Outro passo à frente para entender o músculo diafragma é que não é apenas coberto, penetrado e feito de tecido conjuntivo, mas também o próprio tecido contrátil é tecido fascial. Todo o músculo do diafragma é fáscia. O tecido conectivo e o tecido contrátil derivam da mesma camada embriológica, o mesoderma.

O músculo diafragma é uma estratificação de múltiplas redes fasciais: fáscia transversal, fáscia endotorácica, fáscia toracolombar, centro frênico, epimísio, perimísio, endomísio, membrana basal, matriz extracelular, tecido contrátil.

Cada rede deve cooperar, permitindo ao complexo diafragmático contrair e relaxar durante as respirações ou para permitir que o diafragma realize outros objetivos como tarefas posturais ou permitir a passagem do bolo alimentar.
[…]

O continuum fascial tem uma “multidão” de receptores: terminações proprioceptivas mielinizadas (Ruffini, Golgi, Paccini); e terminações nervosas livres que são desmielinizadas e estão em contato com o periósteo, tecido conectivo visceral e com o músculo estriado.

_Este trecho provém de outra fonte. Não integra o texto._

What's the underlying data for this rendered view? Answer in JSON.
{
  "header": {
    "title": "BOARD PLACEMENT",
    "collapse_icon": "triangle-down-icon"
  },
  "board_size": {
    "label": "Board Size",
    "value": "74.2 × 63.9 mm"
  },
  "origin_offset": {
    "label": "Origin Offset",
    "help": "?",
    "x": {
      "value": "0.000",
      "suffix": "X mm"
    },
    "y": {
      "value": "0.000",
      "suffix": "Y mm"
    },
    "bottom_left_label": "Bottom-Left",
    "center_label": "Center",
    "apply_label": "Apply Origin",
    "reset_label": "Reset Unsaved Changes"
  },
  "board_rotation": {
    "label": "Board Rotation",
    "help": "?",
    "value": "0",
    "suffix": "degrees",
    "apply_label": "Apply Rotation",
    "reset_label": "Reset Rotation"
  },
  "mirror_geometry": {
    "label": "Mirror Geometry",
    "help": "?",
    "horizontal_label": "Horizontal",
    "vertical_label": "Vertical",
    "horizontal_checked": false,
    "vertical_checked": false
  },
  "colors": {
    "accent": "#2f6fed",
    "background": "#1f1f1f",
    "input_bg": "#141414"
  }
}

Todos os receptores no continuum fascial são designados para as funções de propriocepção, nocicepção e interocepção.

As rotas interoceptivas projetam informações para o centros medulares e para o tronco cerebral, onde são classificados para o córtex cingulado anterior e a ínsula dorsal posterior, via extensão tálamo-cortical. As aferencias do endomísio e perimísio sem bainha de mielina estão relacionados a neurônios aferentes mielinizados (fibras do tipo III ou alfa-delta) e não mielinizadas (tipo IV ou fibra C).

As fibras C podem ativar as áreas do cérebro envolvidas na expressão emocional (córtex insular); a deformação mecânica a qual um músculo é submetido estimula essas aferências, que alcançam a ínsula. A fáscia pode influenciar o estado de saúde, alterando o ambiente mecanometabólico, causando quadros clínicos de dor, inflamação e possível formação de tumor.

A deformação crônica do sistema miofascial faz com que os mecanorreceptores assumam o papel de nociceptores, por exemplo, na fáscia toracolombar, simulando uma síndrome de dor nas costas idiopática.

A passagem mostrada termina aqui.